College Basketball: “Mid-major” magic

By Jeff Fasoldt, @Jeff_Fasoldt

Every year as March comes around and the madness settles in, we eye our brackets with hope, but never seem to end up very satisfied.

This year has been no different. The “Cinderellas” are at it again, and the “mid-major” schools are becoming the common fans frustration and the overall talk of college basketball.

For those of you who don’t know where the term “mid-major” comes from, there are five major conferences in college basketball — the ACC, Big-10, Pac-12, Big-12, and SEC. The schools in these conferences are referred to as the “high-majors.” All the rest, the “unknowns” are “mid-majors.”

Dangerous — this is perhaps the best word to describe these types of teams. You can ask Mike Krzyzewski, Bill Self, and Jim Boeheim.

These Hall of Fame (Kryzewski, Boeheim) or future Hall of Fame (Self) coaches of Duke, Kansas, and Syracuse are already looking forward to next season thanks to early tournament upsets.
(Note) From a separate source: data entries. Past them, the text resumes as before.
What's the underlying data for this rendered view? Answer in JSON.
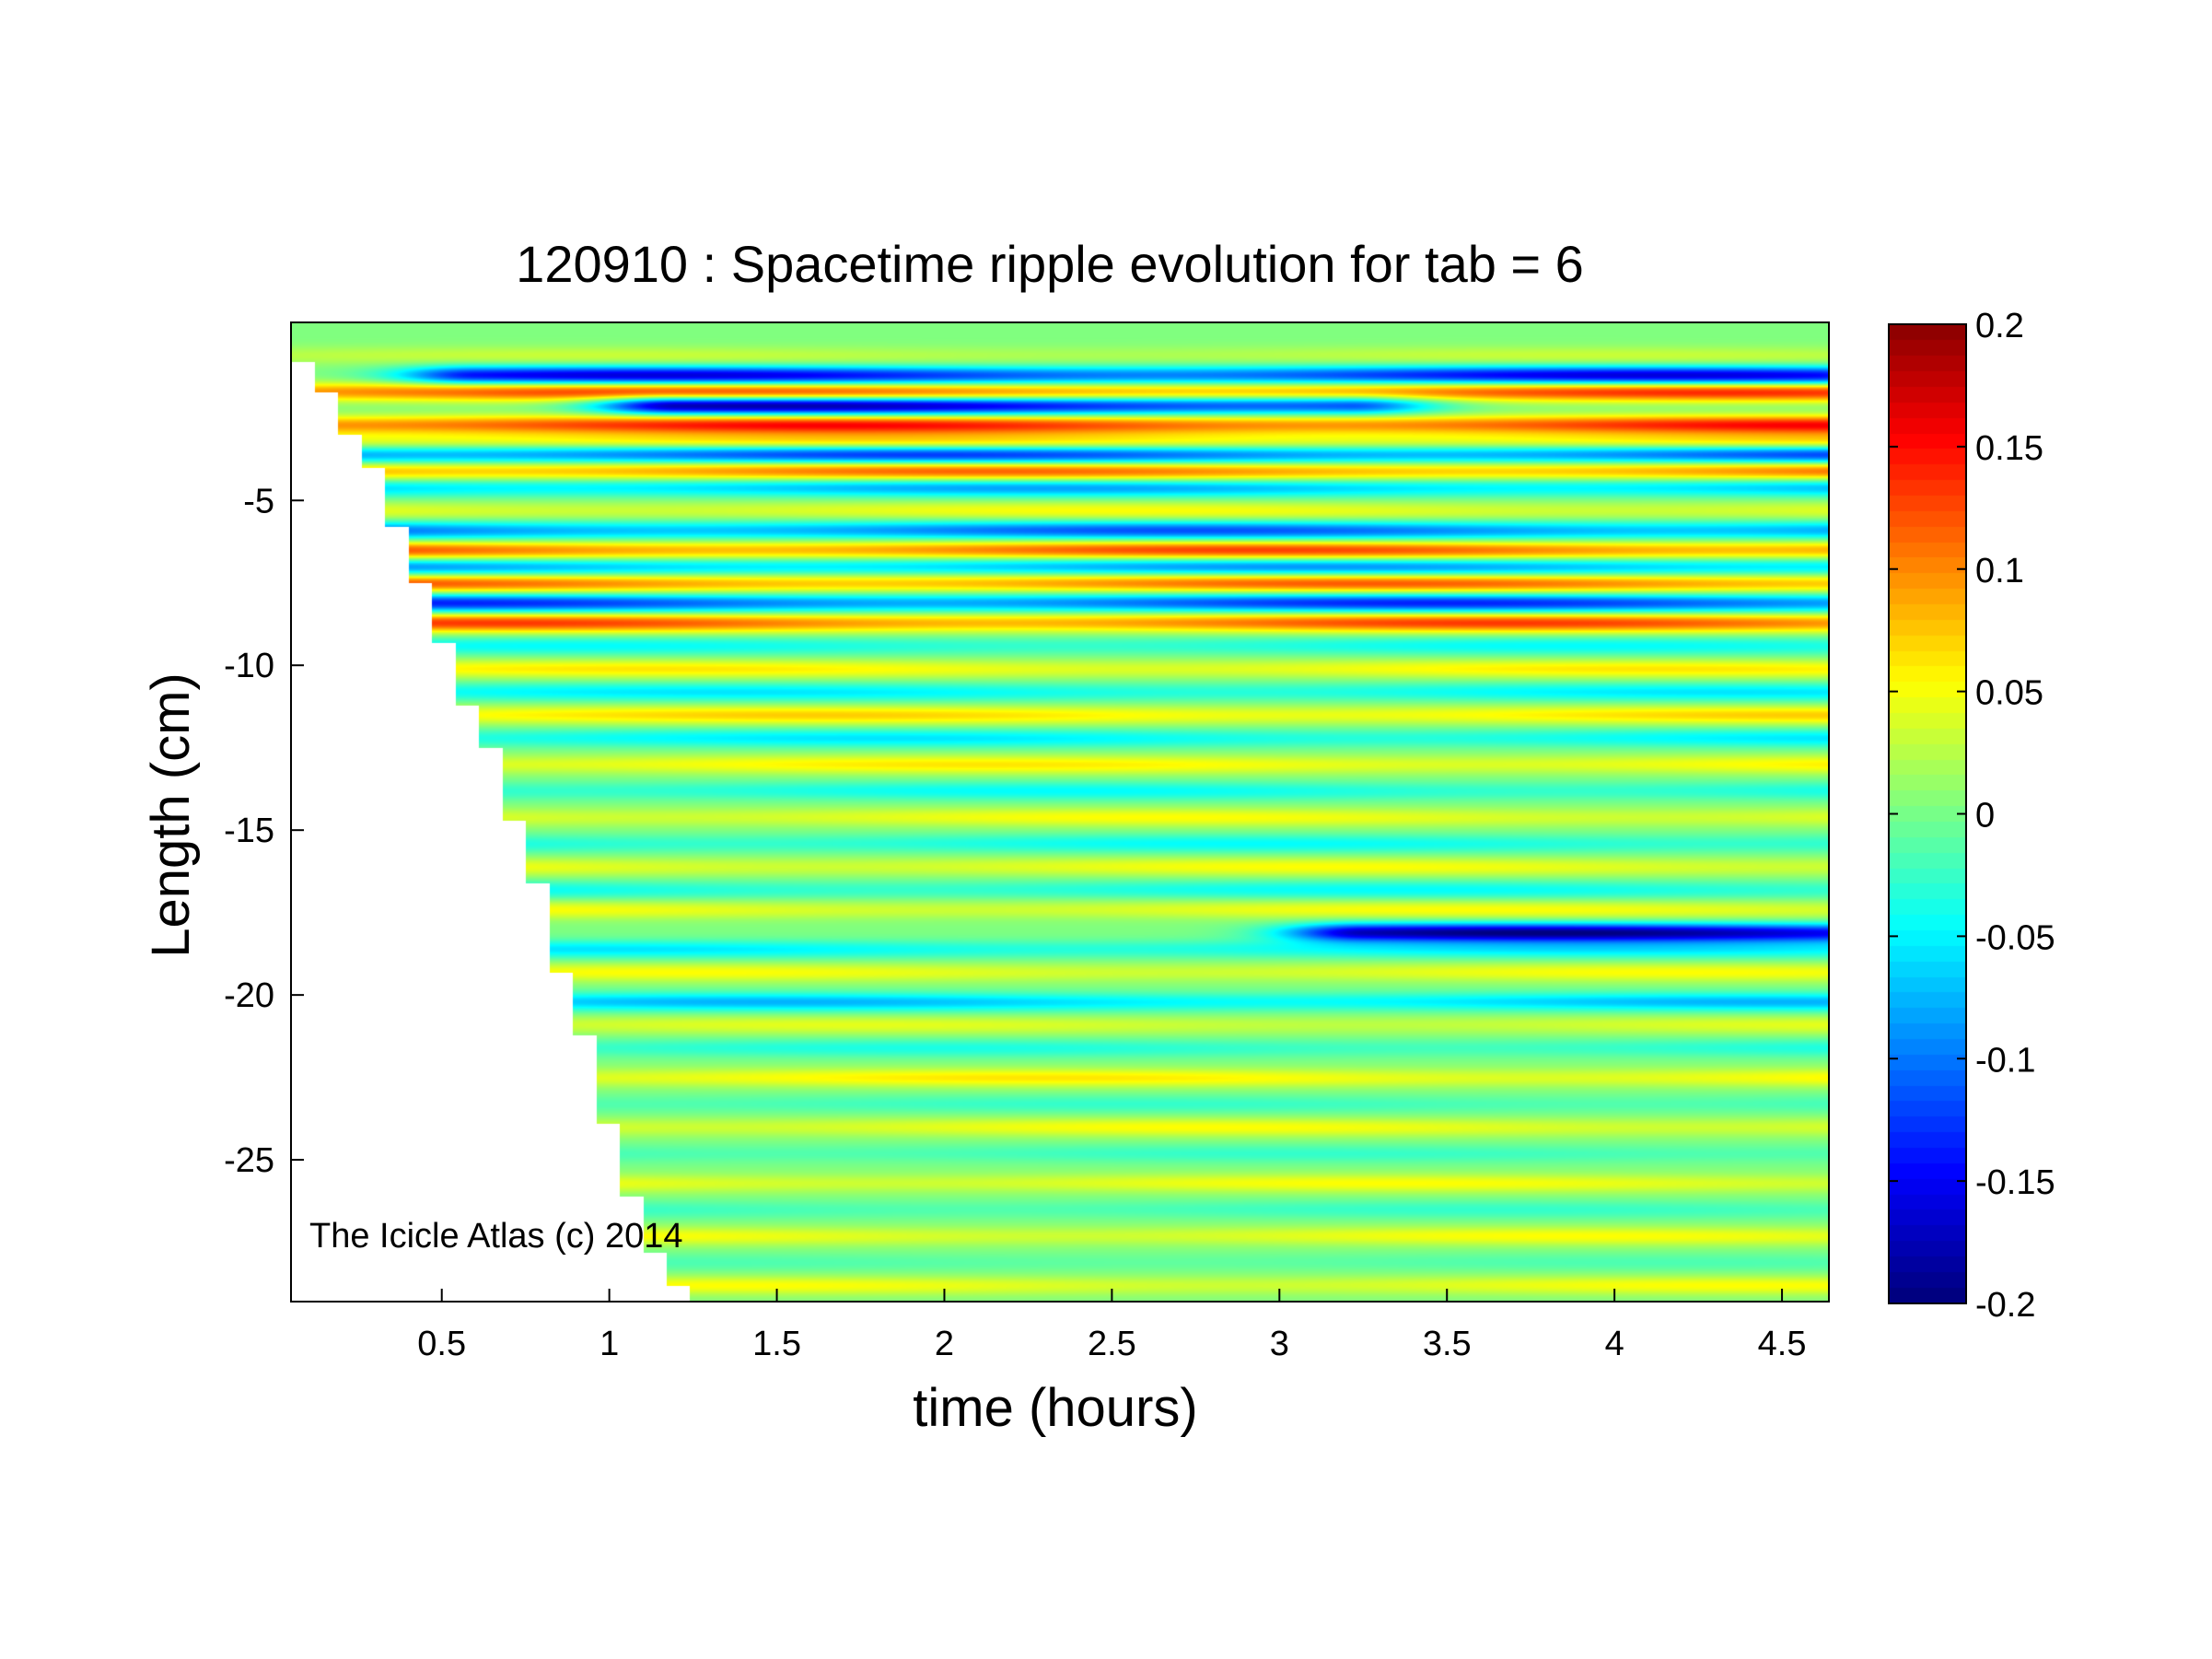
{
  "chart_data": {
    "type": "heatmap",
    "title": "120910 : Spacetime ripple evolution for tab = 6",
    "xlabel": "time (hours)",
    "ylabel": "Length (cm)",
    "xlim": [
      0.05,
      4.64
    ],
    "ylim": [
      -29.3,
      0.4
    ],
    "x_ticks": [
      0.5,
      1,
      1.5,
      2,
      2.5,
      3,
      3.5,
      4,
      4.5
    ],
    "x_tick_labels": [
      "0.5",
      "1",
      "1.5",
      "2",
      "2.5",
      "3",
      "3.5",
      "4",
      "4.5"
    ],
    "y_ticks": [
      -5,
      -10,
      -15,
      -20,
      -25
    ],
    "y_tick_labels": [
      "-5",
      "-10",
      "-15",
      "-20",
      "-25"
    ],
    "colorbar": {
      "colormap": "jet",
      "clim": [
        -0.2,
        0.2
      ],
      "ticks": [
        0.2,
        0.15,
        0.1,
        0.05,
        0,
        -0.05,
        -0.1,
        -0.15,
        -0.2
      ],
      "tick_labels": [
        "0.2",
        "0.15",
        "0.1",
        "0.05",
        "0",
        "-0.05",
        "-0.1",
        "-0.15",
        "-0.2"
      ]
    },
    "grid": false,
    "annotation": "The Icicle Atlas (c) 2014",
    "data_extent": {
      "description_growth_front": [
        {
          "t": 0.05,
          "length": -0.8
        },
        {
          "t": 0.12,
          "length": -1.7
        },
        {
          "t": 0.19,
          "length": -3.0
        },
        {
          "t": 0.26,
          "length": -4.0
        },
        {
          "t": 0.33,
          "length": -5.8
        },
        {
          "t": 0.4,
          "length": -7.5
        },
        {
          "t": 0.47,
          "length": -9.3
        },
        {
          "t": 0.54,
          "length": -11.2
        },
        {
          "t": 0.61,
          "length": -12.5
        },
        {
          "t": 0.68,
          "length": -14.7
        },
        {
          "t": 0.75,
          "length": -16.6
        },
        {
          "t": 0.82,
          "length": -19.3
        },
        {
          "t": 0.89,
          "length": -21.2
        },
        {
          "t": 0.96,
          "length": -23.9
        },
        {
          "t": 1.03,
          "length": -26.1
        },
        {
          "t": 1.1,
          "length": -27.8
        },
        {
          "t": 1.17,
          "length": -28.8
        },
        {
          "t": 1.24,
          "length": -29.3
        }
      ]
    },
    "bands": [
      {
        "length": -0.6,
        "amplitude": 0.03
      },
      {
        "length": -1.2,
        "amplitude": -0.17,
        "t_range": [
          0.6,
          4.6
        ]
      },
      {
        "length": -1.7,
        "amplitude": 0.14
      },
      {
        "length": -2.1,
        "amplitude": -0.2,
        "t_range": [
          1.2,
          3.2
        ]
      },
      {
        "length": -2.7,
        "amplitude": 0.15
      },
      {
        "length": -3.2,
        "amplitude": 0.07
      },
      {
        "length": -3.6,
        "amplitude": -0.14
      },
      {
        "length": -4.1,
        "amplitude": 0.12
      },
      {
        "length": -4.6,
        "amplitude": -0.09
      },
      {
        "length": -5.3,
        "amplitude": 0.05
      },
      {
        "length": -5.9,
        "amplitude": -0.12
      },
      {
        "length": -6.5,
        "amplitude": 0.13
      },
      {
        "length": -7.0,
        "amplitude": -0.1
      },
      {
        "length": -7.5,
        "amplitude": 0.12
      },
      {
        "length": -8.1,
        "amplitude": -0.14
      },
      {
        "length": -8.7,
        "amplitude": 0.13
      },
      {
        "length": -9.4,
        "amplitude": -0.05
      },
      {
        "length": -10.1,
        "amplitude": 0.06
      },
      {
        "length": -10.8,
        "amplitude": -0.06
      },
      {
        "length": -11.5,
        "amplitude": 0.07
      },
      {
        "length": -12.2,
        "amplitude": -0.06
      },
      {
        "length": -13.0,
        "amplitude": 0.06
      },
      {
        "length": -13.8,
        "amplitude": -0.05
      },
      {
        "length": -14.6,
        "amplitude": 0.05
      },
      {
        "length": -15.4,
        "amplitude": -0.05
      },
      {
        "length": -16.1,
        "amplitude": 0.05
      },
      {
        "length": -16.8,
        "amplitude": -0.05
      },
      {
        "length": -17.4,
        "amplitude": 0.05
      },
      {
        "length": -18.1,
        "amplitude": -0.2,
        "t_range": [
          3.25,
          4.64
        ]
      },
      {
        "length": -18.6,
        "amplitude": -0.06
      },
      {
        "length": -19.3,
        "amplitude": 0.05
      },
      {
        "length": -20.2,
        "amplitude": -0.08
      },
      {
        "length": -20.9,
        "amplitude": 0.04
      },
      {
        "length": -21.6,
        "amplitude": -0.04
      },
      {
        "length": -22.5,
        "amplitude": 0.06
      },
      {
        "length": -23.3,
        "amplitude": -0.03
      },
      {
        "length": -24.0,
        "amplitude": 0.05
      },
      {
        "length": -24.8,
        "amplitude": -0.03
      },
      {
        "length": -25.7,
        "amplitude": 0.05
      },
      {
        "length": -26.5,
        "amplitude": -0.03
      },
      {
        "length": -27.3,
        "amplitude": 0.05
      },
      {
        "length": -28.1,
        "amplitude": -0.02
      },
      {
        "length": -28.8,
        "amplitude": 0.05
      }
    ]
  }
}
North Dakota State, Harvard, and Stephen F. Austin were all 12-seeds and also “mid-majors” in the tournament that knocked off the favorite in the first round.
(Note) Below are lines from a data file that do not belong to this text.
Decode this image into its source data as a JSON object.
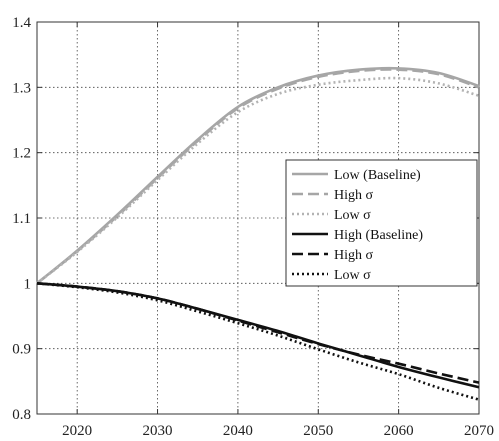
{
  "chart_data": {
    "type": "line",
    "title": "",
    "xlabel": "",
    "ylabel": "",
    "xlim": [
      2015,
      2070
    ],
    "ylim": [
      0.8,
      1.4
    ],
    "grid": true,
    "legend_position": "center-right",
    "x_ticks": [
      "2020",
      "2030",
      "2040",
      "2050",
      "2060",
      "2070"
    ],
    "y_ticks": [
      "0.8",
      "0.9",
      "1",
      "1.1",
      "1.2",
      "1.3",
      "1.4"
    ],
    "x": [
      2015,
      2020,
      2025,
      2030,
      2035,
      2040,
      2045,
      2050,
      2055,
      2060,
      2065,
      2070
    ],
    "series": [
      {
        "name": "Low (Baseline)",
        "color": "#a6a6a6",
        "dash": "solid",
        "values": [
          1.0,
          1.05,
          1.105,
          1.163,
          1.22,
          1.27,
          1.3,
          1.318,
          1.327,
          1.329,
          1.322,
          1.302
        ]
      },
      {
        "name": "High σ",
        "color": "#a6a6a6",
        "dash": "dashed",
        "values": [
          1.0,
          1.049,
          1.103,
          1.161,
          1.218,
          1.268,
          1.298,
          1.316,
          1.325,
          1.327,
          1.32,
          1.3
        ]
      },
      {
        "name": "Low σ",
        "color": "#b3b3b3",
        "dash": "dotted",
        "values": [
          1.0,
          1.048,
          1.101,
          1.158,
          1.214,
          1.262,
          1.29,
          1.304,
          1.311,
          1.314,
          1.306,
          1.287
        ]
      },
      {
        "name": "High (Baseline)",
        "color": "#111111",
        "dash": "solid",
        "values": [
          1.0,
          0.995,
          0.988,
          0.977,
          0.961,
          0.944,
          0.927,
          0.908,
          0.89,
          0.872,
          0.856,
          0.841
        ]
      },
      {
        "name": "High σ",
        "color": "#111111",
        "dash": "dashed",
        "values": [
          1.0,
          0.995,
          0.988,
          0.977,
          0.961,
          0.943,
          0.925,
          0.907,
          0.891,
          0.877,
          0.862,
          0.848
        ]
      },
      {
        "name": "Low σ",
        "color": "#111111",
        "dash": "dotted",
        "values": [
          1.0,
          0.994,
          0.986,
          0.974,
          0.957,
          0.939,
          0.92,
          0.899,
          0.879,
          0.861,
          0.84,
          0.822
        ]
      }
    ]
  }
}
The Dayton Flyers and the Stanford Cardinal will battle for a spot in the Elite Eight on Thursday.

Dayton, the lone Atlantic 10 team left in the tournament, is led by Devin Oliver, Vee Sanford, and Matt Kavanaugh — three seniors who made some of the younger Syracuse Orange players look silly.

And Stanford, who plays out of the Pac-12, is technically not a “mid-major,” but is a 10-seed in the tournament and usually a forgotten team in the Pac-12. The Cardinal’s three top scorers are all juniors, and the rest of the players getting minutes are either seniors or juniors.
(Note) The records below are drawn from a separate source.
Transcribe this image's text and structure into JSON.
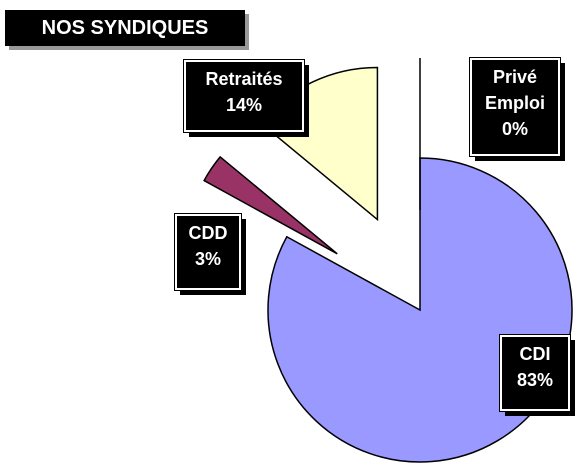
{
  "chart_data": {
    "type": "pie",
    "title": "NOS SYNDIQUES",
    "categories": [
      "CDI",
      "CDD",
      "Retraités",
      "Privé Emploi"
    ],
    "values": [
      83,
      3,
      14,
      0
    ],
    "value_labels": [
      "83%",
      "3%",
      "14%",
      "0%"
    ],
    "colors": [
      "#9999ff",
      "#993366",
      "#ffffcc",
      "#ccffff"
    ]
  }
}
So, with all these upsets and these highly favored teams losing in embarrassing fashions, it spurs the question: Can the highly talented, but not as experienced, freshmen not keep up with the experienced “grown men?”

This has been proven undoubtedly true. While Jabari Parker, Andrew Wiggins and Tyler Ennis have garnered most of the attention this year, teams like Louisville and Michigan State are favorites to win the tournament.

These are experienced teams who play like a team. Take a look at the Florida Gators who start four seniors, and have extremely good odds of winning the tourney.

How about the Virginia Cavaliers? They have flown under the radar all season, but they play as a team better than just about any other team in the nation, making at least five passes before a shot on each possession. They are in the Sweet Sixteen and will battle against Michigan State in a pivotal matchup.

Proper fundamentals. Experience. Good team basketball. These three factors have proven to be the key to success in the tournament so far.

Having a Wiggins or a Parker on your team may be fun to watch during the regular season, but come tournament time it seems that experience has prevailed.

The men have been separated from the boys.